Frank responds harshly to his mother's measures to feed her family, including her begging for government assistance and sleeping with Laman Griffan because he does not understand that she is trying to support them. Throughout the novel, Angela is a good mother whose main priority is her sons.
Malachy McCourt Sr. - Frank's father. Malachy is a drunk who spends most of his money on liquor and constantly loses jobs because he misses work after drinking all night. Malachy obviously loves his family very much, but he does not show it by taking care of them and often berates his wife for finding shameful ways to get money. At the beginning of World War II, Malachy goes to England to work in a munitions factory. He never sends money home to his family, and eventually, never bothers contacting them again.
Frank McCourt Biography
Frank McCourt was born on August 19th, 1930 in Brooklyn, New York. Frank's parents were both from Ireland and the family moved back there when Frank was only four years old. The family suffered excruciating poverty and the losses of many of Frank's siblings from childhood illnesses. Frank's father, Malachy was a former Irish Republican Army member. Malachy was a prolific alcoholic who could not hold down a job.
After the start of World War II, Malachy went to work in a munitions factory in England and eventually abandoned the family altogether. Frank had to leave school at 13 and begin working to support his family. Eventually, he saved up enough money and moved to America when he was 19.
Frank arrived in New York City in October of 1949. He managed to get a job at the Biltmore Hotel and was allowed to stay there. He sent half of his paycheck home to his mother and brothers. Eventually, his two surviving brothers joined him in New York, and later their mother did as well.
In 1951, Frank was drafted into the Korean War. He was sent to Bavaria for the next few years afterward, returning to New York to work on the docks. Frank began attending New York University in the mid-1950's, using his G.I. Bill. He had to convince the school to let him in, as he did not have a high school diploma. Four years later, he graduated with a bachelors degree in English. After this, he began teaching in schools all over New York, including New York City College of Technology and Seward Park High School.
In 1961, he married his first wife, Alberta Small. The couple had one daughter. Several years later in 1967, Frank decided to go back to school and earned a masters degree. Returning to Dublin, Ireland, he attempted to get his Ph.D. at Trinity College but did not manage to do so and eventually returned to New York.
In 1979, Frank and his wife divorced, and he remarried five years later to Cheryl Floyd, a psychotherapist, only to divorce again ten years later. Frank married his third and final wife, Ellen Frey in 1994 and the two lived in New York City.
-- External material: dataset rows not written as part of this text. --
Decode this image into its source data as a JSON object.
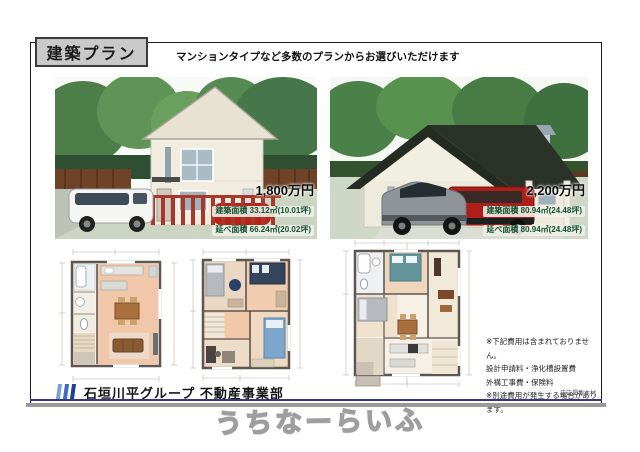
{
  "header": {
    "title": "建築プラン",
    "subtitle": "マンションタイプなど多数のプランからお選びいただけます"
  },
  "plans": [
    {
      "price": "1,800万円",
      "area1_label": "建築面積",
      "area1_value": "33.12㎡(10.01坪)",
      "area2_label": "延べ面積",
      "area2_value": "66.24㎡(20.02坪)"
    },
    {
      "price": "2,200万円",
      "area1_label": "建築面積",
      "area1_value": "80.94㎡(24.48坪)",
      "area2_label": "延べ面積",
      "area2_value": "80.94㎡(24.48坪)"
    }
  ],
  "notes": {
    "lines": [
      "※下記費用は含まれておりません。",
      "設計申請料・浄化槽設置費",
      "外構工事費・保険料",
      "※別途費用が発生する場合があります。"
    ],
    "ad_note": "広告掲載木村"
  },
  "footer": {
    "company": "石垣川平グループ 不動産事業部",
    "watermark": "うちなーらいふ"
  },
  "colors": {
    "title_box_bg": "#c9c9c9",
    "accent_navy": "#2b3a8c",
    "price_green": "#14532d",
    "logo_blues": [
      "#7aa0dc",
      "#3f6bc4",
      "#1f3f9e"
    ],
    "frame": "#1a1a1a"
  }
}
In 1996, at the age of 66, McCourt wrote his first book, a memoir about his childhood in Ireland named "Angela's Ashes." The book was a huge success and won a Pulitzer Prize the following year. The book spawned two sequels, "Tis" in 1999 and "Teacher Man" in 2005, both continuations of Frank's life after the end of "Angela's Ashes." Although neither did as well, the release of 'Angela's Ashes' made Frank very wealthy. Frank has been accused of exaggerating much of the level of his families poverty in "Angela's Ashes," most notably by his mother, Angela who claimed it was "all a pack of lies."
In 2009, McCourt was diagnosed with melanoma and underwent chemotherapy. He died on July 19th, 2009 at a hospice in Manhattan at the age of 78.